« Ils ont cassé ma vie »

J’ai rencontré deux sans-papiers enfermés au Centre de rétention administrative de Vincennes où l’on pénètre comme dans une prison dans une ambiance secret-défense.

C’est à l’extrémité sud du bois de Vincennes, en traversant un bout de forêt verdoyant que l’on accède au plus grand Centre de Rétention Administrative (CRA), en nombre de personnes enfermées, de France métropolitaine. Les trois bâtiments qui constituent le CRA de Paris-Vincennes ont vu passer 2454 personnes en 2021 selon le rapport dernier rapport de la Cimade, France Terre d’Asile et 2 autres associations sur les situations en CRA et Locaux de Rétention Administrative. Une goutte d’eau en comparaison aux 42353 enfermements dans l’ensemble des 24 CRA du territoire français.

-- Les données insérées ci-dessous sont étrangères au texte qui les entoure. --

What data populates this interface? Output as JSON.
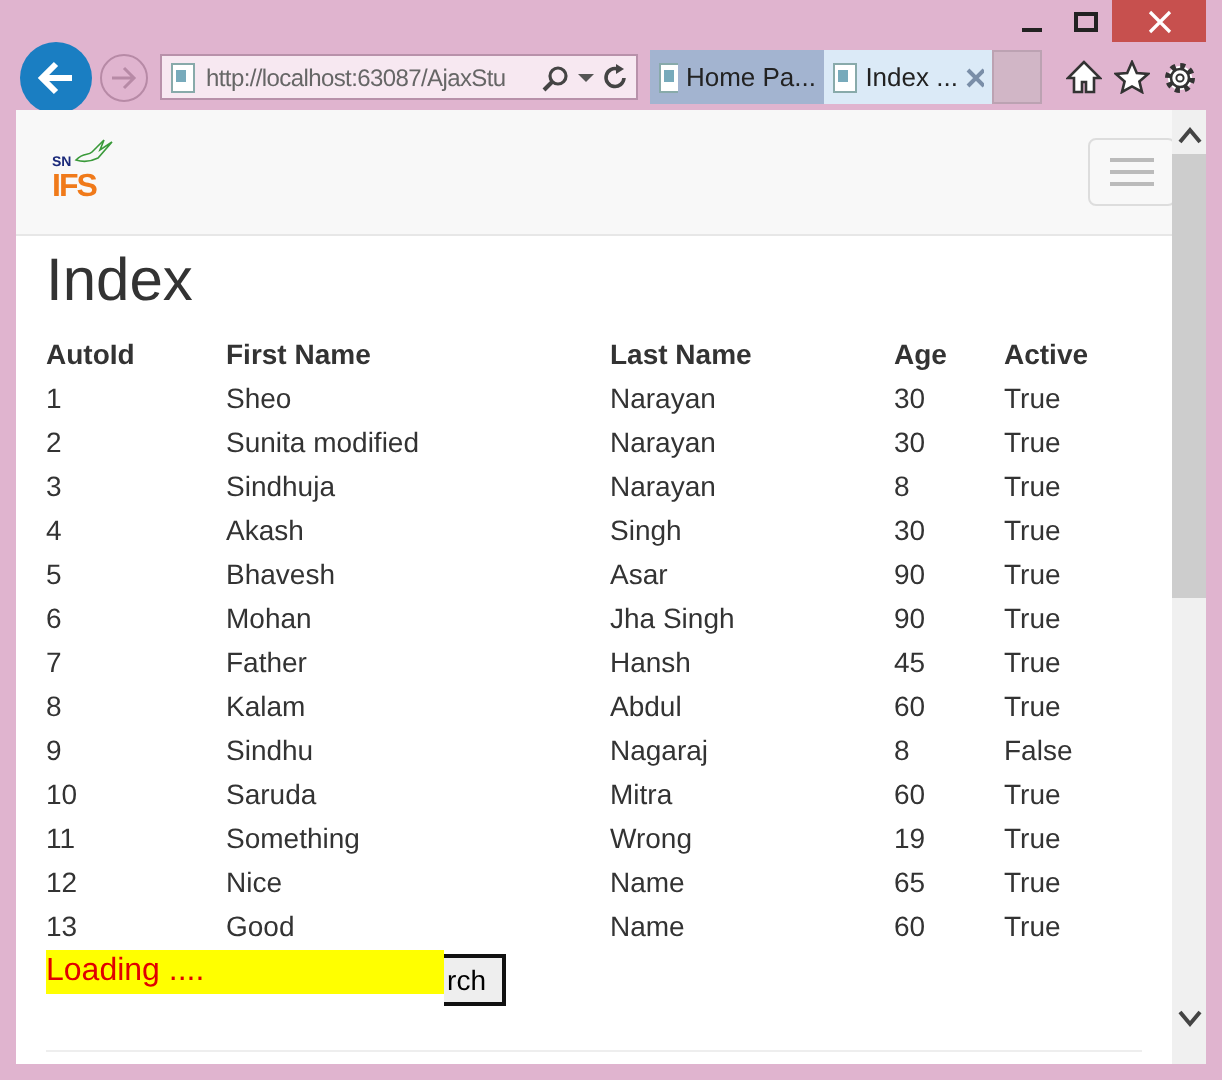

Juste derrière l’hippodrome, un long fil de barbelé surplombe un haut grillage. Partout, des policiers et policières surveillent les lieux, s’exercent au tir, font du sport, bavardent. C’est que le CRA est accolé au Centre Régional de Formation de la police. Les agents de l’Etat sont donc présent-es partout : lorsque je tente de prendre une photo des bâtiments à l’extérieur du site, un policier vient très vite me demander de supprimer les clichés. Celles qui illustrent l’article sont donc les deux seules images que j’ai pu conserver. Le CRA n’est pas une prison, mais le centre reste protégé par le secret défense, et, tout le fonctionnement du lieu semble reproduire celui d’une maison d’arrêt. Il n’y aura pas de photos de l’intérieur non plus. Les personnes enfermées ont le droit à un téléphone à condition qu’il ne puisse pas prendre de photos.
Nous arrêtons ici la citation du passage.